Abruptly, an iridescent bird blundered, squalling, skyward out of the brush. His guts lurched. Sweating, he gaped about him. The jungle was complete; he could not see more than fifty feet in any direction. The Coursers followed a path which wandered out of sight between squat grey trees with cracked bark and swollen trunks. But when he looked behind him, he could see no sign of the way he had come. The Sarangrave sealed itself after the company. Somewhere not far away, he could hear water dripping, like the last blood from Marid's throat.
His companions' nerves were raw. Sunder's eyes seemed to flinch from place to place. Hollian's mien wore a look of unconscious fright, as if she were a child expecting to be terrified. Linden sat hunched forward, gripping Brinn's shoulders. Whenever she spoke, her voice was thin and tense, etiolated by her vulnerability to the ill on all sides. Yet Vain looked as careless as the accursed, untouched even by the possibility of wrong.
Covenant felt that his lungs were filling up with moisture.

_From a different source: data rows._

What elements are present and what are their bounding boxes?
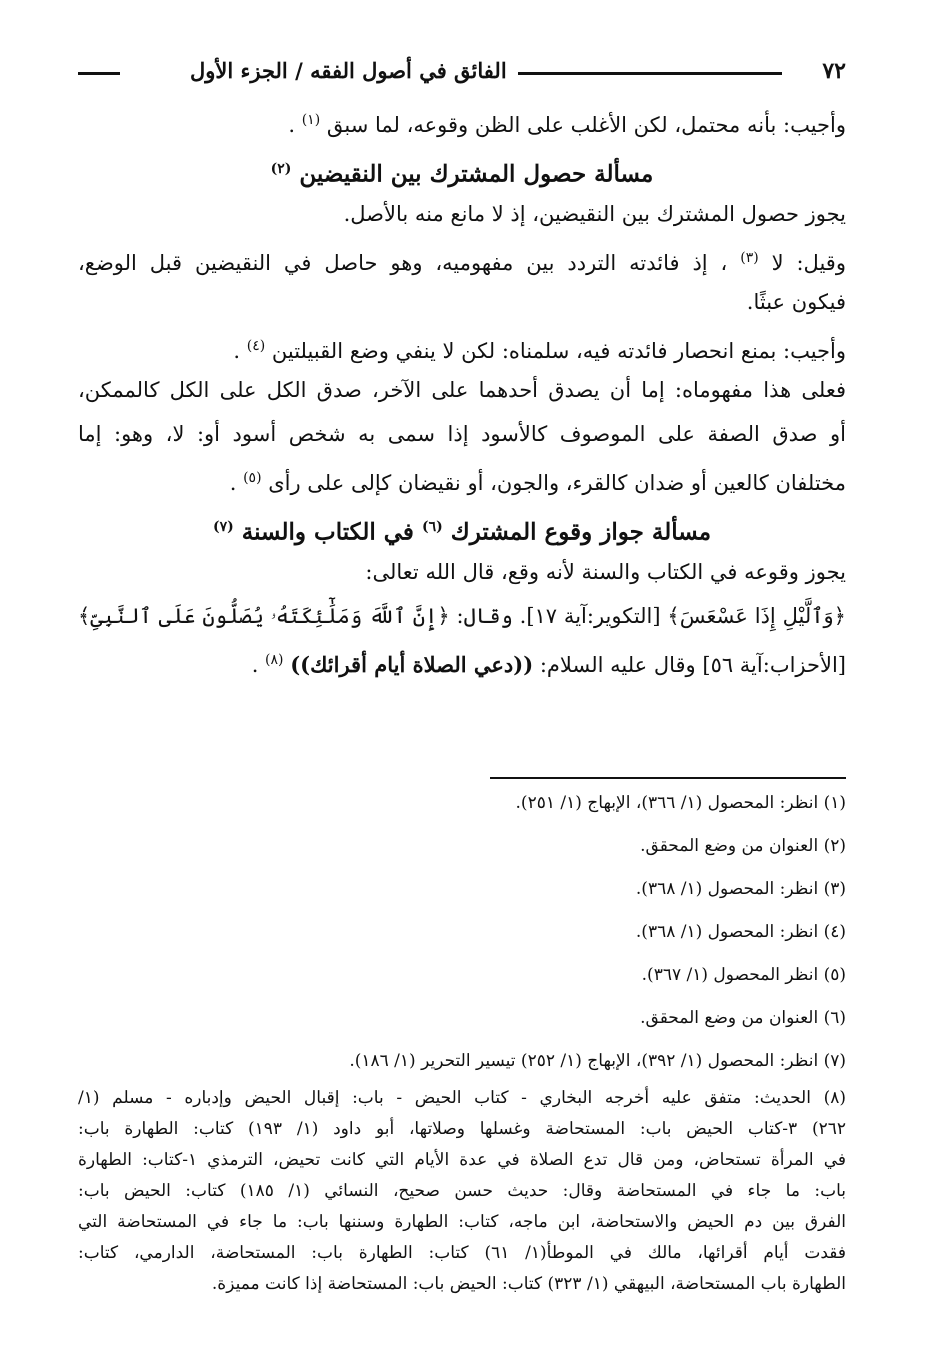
text-span: . — [251, 653, 266, 677]
text-span: مختلفان كالعين أو ضدان كالقرء، والجون، أو نقيضان كإلى على رأى — [268, 471, 846, 495]
hadith-quote: ((دعي الصلاة أيام أقرائك)) — [290, 652, 534, 677]
footnote-ref: (٦) — [421, 519, 443, 535]
text-line — [78, 282, 846, 326]
footnote-line: الفرق بين دم الحيض والاستحاضة، ابن ماجه، كتاب: الطهارة وسننها باب: ما جاء في المستحاضة التي — [78, 1212, 846, 1232]
text-span: . — [288, 113, 302, 137]
section-heading — [78, 502, 846, 552]
text-line — [78, 552, 846, 596]
text-line — [78, 458, 846, 502]
text-span: فيكون عبثًا. — [746, 290, 846, 314]
text-span: وأجيب: بأنه محتمل، لكن الأغلب على الظن وقوعه، لما سبق — [326, 113, 846, 137]
footnote-ref: (٧) — [212, 519, 234, 535]
footnote-line: باب: ما جاء في المستحاضة وقال: حديث حسن صحيح، النسائي (١/ ١٨٥) كتاب: الحيض باب: — [78, 1181, 846, 1201]
text-line — [78, 194, 846, 238]
footnote-ref: (٣) — [740, 250, 759, 266]
footnote-line: فقدت أيام أقرائها، مالك في الموطأ(١/ ٦١) كتاب: الطهارة باب: المستحاضة، الدارمي، كتاب: — [78, 1243, 846, 1263]
text-span: أو صدق الصفة على الموصوف كالأسود إذا سمى به شخص أسود أو: لا، وهو: إما — [78, 422, 846, 446]
footnote-ref: (٨) — [265, 652, 284, 668]
footnote-line: في المرأة تستحاض، ومن قال تدع الصلاة في عدة الأيام التي كانت تحيض، الترمذي ١-كتاب: الطهارة — [78, 1150, 846, 1170]
section-heading — [78, 144, 846, 194]
heading-text: في الكتاب والسنة — [241, 518, 414, 546]
footnote: (٥) انظر المحصول (١/ ٣٦٧). — [641, 965, 846, 985]
main-text — [78, 100, 846, 684]
footnote-separator — [490, 777, 846, 779]
text-line — [78, 640, 846, 684]
footnote-ref: (١) — [301, 112, 321, 128]
text-span: يجوز وقوعه في الكتاب والسنة لأنه وقع، قال الله تعالى: — [365, 560, 846, 584]
running-title: الفائق في أصول الفقه / الجزء الأول — [190, 58, 507, 83]
text-span: يجوز حصول المشترك بين النقيضين، إذ لا مانع منه بالأصل. — [343, 202, 846, 226]
footnote: (٦) العنوان من وضع المحقق. — [640, 1008, 846, 1028]
footnote: (٧) انظر: المحصول (١/ ٣٩٢)، الإبهاج (١/ ٢٥٢) تيسير التحرير (١/ ١٨٦). — [349, 1051, 846, 1071]
footnote-ref: (٢) — [270, 161, 292, 177]
text-line — [78, 414, 846, 458]
page-header — [78, 56, 846, 86]
text-span: ، إذ فائدته التردد بين مفهوميه، وهو حاصل في النقيضين قبل الوضع، — [78, 251, 728, 275]
footnote: (١) انظر: المحصول (١/ ٣٦٦)، الإبهاج (١/ ٢٥١). — [515, 793, 846, 813]
text-span: . — [229, 471, 244, 495]
footnote: (٤) انظر: المحصول (١/ ٣٦٨). — [635, 922, 846, 942]
text-line — [78, 238, 846, 282]
footnote-line: الطهارة باب المستحاضة، البيهقي (١/ ٣٢٣) كتاب: الحيض باب: المستحاضة إذا كانت مميزة. — [211, 1274, 846, 1294]
header-rule — [78, 72, 120, 75]
footnote-long — [78, 1083, 846, 1300]
footnote-ref: (٤) — [246, 338, 266, 354]
footnotes — [78, 782, 846, 1300]
quran-verse-line — [78, 596, 846, 640]
text-span: ﴿وَٱلَّيْلِ إِذَا عَسْعَسَ﴾ [التكوير:آية ١٧]. وقال: ﴿إِنَّ ٱللَّهَ وَمَلَٰٓئِكَتَهُۥ يُصَلُّونَ عَلَى ٱلنَّبِىِّ﴾ — [78, 604, 846, 628]
text-span: وأجيب: بمنع انحصار فائدته فيه، سلمناه: لكن لا ينفي وضع القبيلتين — [271, 339, 846, 363]
text-span: وقيل: لا — [771, 251, 846, 275]
footnote: (٢) العنوان من وضع المحقق. — [640, 836, 846, 856]
text-span: فعلى هذا مفهوماه: إما أن يصدق أحدهما على الآخر، صدق الكل على الكل كالممكن، — [78, 378, 846, 402]
footnote-line: ٢٦٢) ٣-كتاب الحيض باب: المستحاضة وغسلها وصلاتها، أبو داود (١/ ١٩٣) كتاب: الطهارة باب: — [78, 1119, 846, 1139]
heading-text: مسألة جواز وقوع المشترك — [450, 518, 712, 546]
footnote-line: (٨) الحديث: متفق عليه أخرجه البخاري - كتاب الحيض - باب: إقبال الحيض وإدباره - مسلم (١/ — [78, 1088, 846, 1108]
footnote-ref: (٥) — [243, 470, 262, 486]
text-line — [78, 326, 846, 370]
header-rule — [518, 72, 782, 75]
text-span: . — [233, 339, 247, 363]
text-line — [78, 100, 846, 144]
heading-text: مسألة حصول المشترك بين النقيضين — [299, 160, 654, 188]
text-line — [78, 370, 846, 414]
page-number: ٧٢ — [822, 58, 846, 84]
text-span: [الأحزاب:آية ٥٦] وقال عليه السلام: — [533, 653, 846, 677]
footnote: (٣) انظر: المحصول (١/ ٣٦٨). — [635, 879, 846, 899]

The Coursers seemed to share his difficulty. He could hear them snuffling stertorously. They grew restive by degrees, choppy of gait, alternately headstrong and timorous. What do they-? he began. But the question daunted him, and he did not finish it.
At noon, Brinn halted the company on a hillock covered with pimpernels, and defended on two sides by a pool of viscid sludge which smelled like tar. In it, pale flagellant creatures swam. They broke the surface, spread sluggish ripples about them, then disappeared. They looked like corpses, wan and necrotic, against the darkness of the fluid.